REVENGE BORN: Princesse Eva n'a plus la tête sur les épaules

Si la petite Eva n’avait pas existé, qui aurait eu le cœur pour la créer, pour la mettre au monde, dans ce pays sans foi ni loi, ce monstre froid qui ment froidement qu’il est un pays de paix et de vie. Elle n’a pas demandé à vivre, et à mourir non plus. Son seul péché s’est d’être sortie des entrailles d’une femme qui a choisi malgré elle de se faire féconder et accoucher dans cette géante morgue. Mais comment pouvait’il en être autrement, dans ce type de pays où on ne vit de rien mais où on meurt de tout. Où règne une cruelle banalité du mal et de la mort, si bien que le mort devient un sujet de raillerie et de divertissement. Un pays où les veillées mortuaires sont des moments inédits de fête et de réjouissances, les enterrements sont le lieu privilégié du boire, du manger et du danser. La mort est devenue une manière de vivre et d’exister qui est propre à chacun de nous. Et chacun vit chaque jour comme si c’était le dernier, se couche avec la ferme assurance qu’il n’est pas sûr ni certain de voir le soleil se lever. Ici tout le monde se socialise à l’idée de donner la mort, le frère à la sœur, la sœur au père, le père à la fille, la mère à l’inconnu.

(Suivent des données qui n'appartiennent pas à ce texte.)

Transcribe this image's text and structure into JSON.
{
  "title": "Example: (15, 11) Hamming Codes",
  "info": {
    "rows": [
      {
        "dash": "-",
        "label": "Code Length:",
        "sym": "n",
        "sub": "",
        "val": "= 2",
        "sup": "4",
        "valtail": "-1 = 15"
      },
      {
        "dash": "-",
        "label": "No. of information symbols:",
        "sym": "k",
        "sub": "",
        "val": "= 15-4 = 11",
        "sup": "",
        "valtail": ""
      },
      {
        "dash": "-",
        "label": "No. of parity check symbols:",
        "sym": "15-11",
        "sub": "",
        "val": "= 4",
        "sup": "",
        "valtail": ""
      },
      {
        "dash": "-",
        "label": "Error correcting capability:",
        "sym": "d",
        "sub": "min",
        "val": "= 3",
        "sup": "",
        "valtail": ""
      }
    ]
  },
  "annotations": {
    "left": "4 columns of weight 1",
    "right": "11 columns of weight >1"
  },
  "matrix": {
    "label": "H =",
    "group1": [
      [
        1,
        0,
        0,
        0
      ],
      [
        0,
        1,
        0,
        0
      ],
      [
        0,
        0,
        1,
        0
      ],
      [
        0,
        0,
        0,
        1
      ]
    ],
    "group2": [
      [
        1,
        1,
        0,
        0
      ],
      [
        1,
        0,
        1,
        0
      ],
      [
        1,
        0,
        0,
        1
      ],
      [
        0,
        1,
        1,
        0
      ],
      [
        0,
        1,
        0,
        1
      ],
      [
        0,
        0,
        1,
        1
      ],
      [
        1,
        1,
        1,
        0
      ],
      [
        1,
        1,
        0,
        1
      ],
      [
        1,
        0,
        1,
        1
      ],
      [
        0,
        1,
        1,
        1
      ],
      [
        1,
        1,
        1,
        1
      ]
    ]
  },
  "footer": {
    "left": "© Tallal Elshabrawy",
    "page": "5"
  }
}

La mort n’étonne plus personne, nous sommes tous plus morts que vifs, des égorgés vifs, des morts ambulants, au mieux des morts vivants qui n’attendent qu’à être précipités dans la fosse qui sert de sépulture. Que l’on meure dans le secret total de l’isoloir de nos chambres, ou de manière collective dans un accident de la route où en plein marché au Nord ; qu’on meure en héros au champ de bataille ou en zéro dans les hall d’un hôpital public pour avoir manqué l’argent pour se soigner ; nous ne seront qu’un mort de plus au séjour des vivants qui n’attendent qu’à mourir silencieusement à leur tour. Que des filles se fassent empoisonner dans les ambiances de nuits, se fassent violer à sexes et à visages découverts sans oser se plaindre, qu’elles se fassent dépecer les géniales parties génitales en toute réjouissance ; qu’un bébé puisse être enlevé sur le sein de sa mère, une fillette enlevée en recréation dans sa cour, qu’on la cherche sans trouver, et qu’on la trouve sans vie, sans tête ni queue, sans âme ni sourire ; l’attention et la compassion des uns et des autres sera toujours retenue par des histoires pimentées.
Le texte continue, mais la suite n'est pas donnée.